L'artiste français Jean-Baptiste Carpeaux sculpta ce groupe de danseurs pour la façade de l'Opéra. Il est mis en place avec trois autres sculptures en 1869.
Ce qui eut pour conséquence un scandale immédiat.
Certains pères de famille refusèrent dès lors d'emmener leurs filles à l'Opéra. La sculpture était jugée profondément indécente, correspondant davantage à des lieux peu fréquentables pour la bonne société parisienne.
S'éloignant des conventions académiques, cette oeuvre reflète certaines facettes du romantisme, dont la moindre n'est pas l'excès de vie qui s'en dégage.
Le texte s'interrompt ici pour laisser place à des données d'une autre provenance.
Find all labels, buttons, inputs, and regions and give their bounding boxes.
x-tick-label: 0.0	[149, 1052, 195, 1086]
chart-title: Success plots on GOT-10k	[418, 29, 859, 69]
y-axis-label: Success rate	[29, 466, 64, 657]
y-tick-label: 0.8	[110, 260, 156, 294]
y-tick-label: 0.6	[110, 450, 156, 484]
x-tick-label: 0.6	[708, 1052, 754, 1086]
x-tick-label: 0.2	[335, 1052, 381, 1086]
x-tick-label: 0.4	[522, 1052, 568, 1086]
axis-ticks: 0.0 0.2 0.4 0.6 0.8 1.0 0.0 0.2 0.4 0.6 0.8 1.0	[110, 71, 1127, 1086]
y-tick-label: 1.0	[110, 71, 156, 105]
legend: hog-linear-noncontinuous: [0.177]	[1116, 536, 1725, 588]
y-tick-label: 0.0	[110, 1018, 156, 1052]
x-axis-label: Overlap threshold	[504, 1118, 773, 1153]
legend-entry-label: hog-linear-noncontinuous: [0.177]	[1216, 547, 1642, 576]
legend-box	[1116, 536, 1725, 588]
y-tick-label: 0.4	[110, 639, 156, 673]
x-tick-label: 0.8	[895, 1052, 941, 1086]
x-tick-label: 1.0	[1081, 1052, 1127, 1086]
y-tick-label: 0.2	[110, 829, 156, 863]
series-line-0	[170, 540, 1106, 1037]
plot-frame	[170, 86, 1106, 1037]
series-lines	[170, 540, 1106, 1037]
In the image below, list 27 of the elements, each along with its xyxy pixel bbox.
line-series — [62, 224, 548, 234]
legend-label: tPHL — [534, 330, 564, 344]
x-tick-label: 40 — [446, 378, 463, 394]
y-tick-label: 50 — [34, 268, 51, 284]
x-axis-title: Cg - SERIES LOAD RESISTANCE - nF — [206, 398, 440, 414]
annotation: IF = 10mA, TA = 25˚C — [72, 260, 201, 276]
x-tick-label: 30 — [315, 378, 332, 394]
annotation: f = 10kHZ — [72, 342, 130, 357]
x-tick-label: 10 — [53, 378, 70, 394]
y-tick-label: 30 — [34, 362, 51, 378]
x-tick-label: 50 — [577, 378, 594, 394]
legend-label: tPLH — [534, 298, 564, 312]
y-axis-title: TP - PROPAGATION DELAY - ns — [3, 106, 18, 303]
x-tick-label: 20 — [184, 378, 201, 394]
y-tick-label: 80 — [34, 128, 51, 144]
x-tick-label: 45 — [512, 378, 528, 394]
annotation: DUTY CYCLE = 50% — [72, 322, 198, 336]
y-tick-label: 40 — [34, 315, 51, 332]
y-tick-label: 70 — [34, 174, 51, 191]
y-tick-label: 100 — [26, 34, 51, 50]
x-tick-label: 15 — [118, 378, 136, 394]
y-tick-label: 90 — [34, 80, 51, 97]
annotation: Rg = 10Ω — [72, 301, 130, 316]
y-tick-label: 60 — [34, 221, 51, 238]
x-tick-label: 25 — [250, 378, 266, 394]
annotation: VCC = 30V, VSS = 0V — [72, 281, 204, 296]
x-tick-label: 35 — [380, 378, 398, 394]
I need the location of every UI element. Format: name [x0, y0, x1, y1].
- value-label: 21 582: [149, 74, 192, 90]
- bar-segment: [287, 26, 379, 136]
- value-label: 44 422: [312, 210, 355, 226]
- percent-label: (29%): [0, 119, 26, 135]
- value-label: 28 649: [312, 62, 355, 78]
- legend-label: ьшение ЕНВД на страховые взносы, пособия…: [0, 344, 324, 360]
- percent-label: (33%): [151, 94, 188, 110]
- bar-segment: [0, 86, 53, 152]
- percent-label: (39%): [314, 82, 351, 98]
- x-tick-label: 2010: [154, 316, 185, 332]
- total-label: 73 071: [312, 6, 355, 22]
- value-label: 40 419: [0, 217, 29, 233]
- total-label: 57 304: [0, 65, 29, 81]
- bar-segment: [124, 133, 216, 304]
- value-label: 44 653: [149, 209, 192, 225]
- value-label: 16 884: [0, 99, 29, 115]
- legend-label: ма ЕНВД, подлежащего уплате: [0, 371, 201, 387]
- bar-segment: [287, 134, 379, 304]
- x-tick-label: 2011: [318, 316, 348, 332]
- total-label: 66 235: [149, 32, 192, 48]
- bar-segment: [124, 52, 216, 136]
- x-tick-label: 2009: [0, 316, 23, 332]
Un premier élément apte à gêner la société bien pensante est la nudité des personnages, une nudité affichée et fière. Il ne s'agit pas de corps académiques à contempler simplement, mais de corps qui jouissent d'eux-mêmes. La ronde permet au sculpteur d'envisager toutes les postures, toutes les façons d'exprimer le plaisir du corps en mouvement. Les deux femmes sur le devant montrent à elles deux au spectateur la totalité du corps féminin. Celle de gauche dévoile le buste, cachant son intimité d'une jambe faussement pudique (la pudeur est contredite par le plaisir de la tête rejetée en arrière) participant au mouvement global. Celle de droite montre l'arrière du corps, les jambes pliées soulignent la présence des fesses pour le spectateur en contrebas. D'autant plus que son visage ravi est tourné vers l'extérieur, comme si elle cherchait à jauger de son effet et en riait.
La femme sur la gauche, plus introvertie, ferme la ronde. A ses pieds, un masque de la tragédie fait écho à son visage. Pourtant, il s'agit encore d'une monstration du corps en tant qu'objet de jouissances. Sa pose est alanguie contre la façade, son visage est tourné lui aussi vers les spectateurs en contrebas. Si les deux femmes de devant dansent follement, celle qui se cache pourrait être en train d'exécuter un ballet, comme le mouvement de ses bras l'incite à penser. En même temps, les mains s'égarent son son corps gracieux, son sein repose sur le bras de sa voisine.
A part elle, les autres personnage ont le rire en commun. C'est un deuxième élément de scandale. Non seulement les corps s'affichent, mais ils en rient. L'académisme et la religion interdisent le rire, longtemps considéré comme marque de la folie si ce n'est du malin : "Malheur à ceux qui rient, parce qu'ils pleureront !" (Luc, V, 25)
Or, ces personnages rient allègrement. D'une façon presque inquiétante.
La femme qui se tient dans l'ombre, derrière le danseur central, est particulièrement ambiguë : que traduit véritablement l'expression de son visage ? S'agit-il de joie partagée avec le reste du groupe, ou d'un sourire sournois ? C'est la seule femme habillée, son ventre semble gonflé, son sein droit est dénudé. Est-elle le répondant du Cupidon caché entre les jambes des danseuses ? Après l'amour et la jouissance, la grossesse. Le visage surpris d'une jeune fille derrière le danseur central émerge à peine de l'ombre, au-dessus de l'épaule de la femme.